Pero los críticos, entre ellos algunos comentaristas muy activos que llevan siguiendo las declaraciones públicas de Buzoianu desde 2024, sostienen que las promesas de aclaración no son lo mismo que el texto legal. El borrador actual, tal y como se ha publicado para consulta pública, no incluye una excepción explícita para el uso del agua a pequeña escala o de subsistencia, sino que simplemente se basa en el principio general del artículo 9 de la Ley del Agua, según el cual se permite el uso doméstico gratuito. La verdadera pregunta es si eso basta para proteger a un agricultor de un fiscal demasiado celoso que interprete de forma amplia el concepto de «captación controlada», y es algo que las garantías del ministro no han logrado aclarar del todo para los escépticos.

El agua no es el único punto conflictivo.
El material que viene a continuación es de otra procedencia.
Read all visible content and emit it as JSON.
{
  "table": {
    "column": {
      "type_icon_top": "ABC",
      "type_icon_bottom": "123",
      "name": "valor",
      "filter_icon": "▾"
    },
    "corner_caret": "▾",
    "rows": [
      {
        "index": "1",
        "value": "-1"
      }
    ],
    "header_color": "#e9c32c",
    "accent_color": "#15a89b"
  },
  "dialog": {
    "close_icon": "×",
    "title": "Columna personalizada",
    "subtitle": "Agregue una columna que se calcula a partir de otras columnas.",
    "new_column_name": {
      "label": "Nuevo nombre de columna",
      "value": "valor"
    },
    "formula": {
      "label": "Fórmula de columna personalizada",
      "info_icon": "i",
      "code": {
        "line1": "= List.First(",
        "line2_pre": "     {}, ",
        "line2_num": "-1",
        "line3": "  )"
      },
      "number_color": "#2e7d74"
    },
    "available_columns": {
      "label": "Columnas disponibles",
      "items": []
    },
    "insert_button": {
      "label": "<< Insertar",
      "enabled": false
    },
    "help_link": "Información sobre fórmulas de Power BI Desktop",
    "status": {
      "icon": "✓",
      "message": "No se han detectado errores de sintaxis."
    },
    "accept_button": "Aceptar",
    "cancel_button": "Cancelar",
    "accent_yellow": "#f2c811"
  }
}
El proyecto de ley también tipifica como delito la producción, el suministro o el uso de fertilizantes químicos y productos fitosanitarios no autorizados en cultivos destinados a la venta, lo cual se castiga con penas de uno a cinco años cuando provoque la muerte, lesiones graves o daños medioambientales significativos. El almacenamiento inadecuado de plaguicidas y las infracciones de las prohibiciones de uso en terrenos agrícolas se castigan con las mismas penas. Como muchas explotaciones agrícolas rumanas pequeñas y medianas recurren a veces a productos no registrados o carecen de una infraestructura de almacenamiento adecuada por problemas de presupuesto, los defensores del sector agrícola advierten de que esto podría convertir las dificultades económicas habituales en antecedentes penales.

No se puede negar que el proyecto de ley aborda un problema real: Rumanía lleva tiempo luchando contra la extracción ilegal de agua a escala industrial y la falta de rigor a la hora de actuar contra los principales contaminadores, y la directiva de la UE exige medidas disuasorias más contundentes. Sin embargo, la falta de umbrales cuantitativos claros, de excepciones «de minimis» y de una redacción legislativa inequívoca para la agricultura de subsistencia deja mucho margen para el miedo, la confusión y una aplicación inconsistente de la ley en cuanto los fiscales empiecen a usar términos como «susceptible» y «significativo» sobre el terreno. Hasta que el texto definitivo establezca protecciones explícitas para los pequeños agricultores y los hogares rurales, la brecha entre lo que prometen los responsables y lo que realmente dice la ley seguirá alimentando la desconfianza.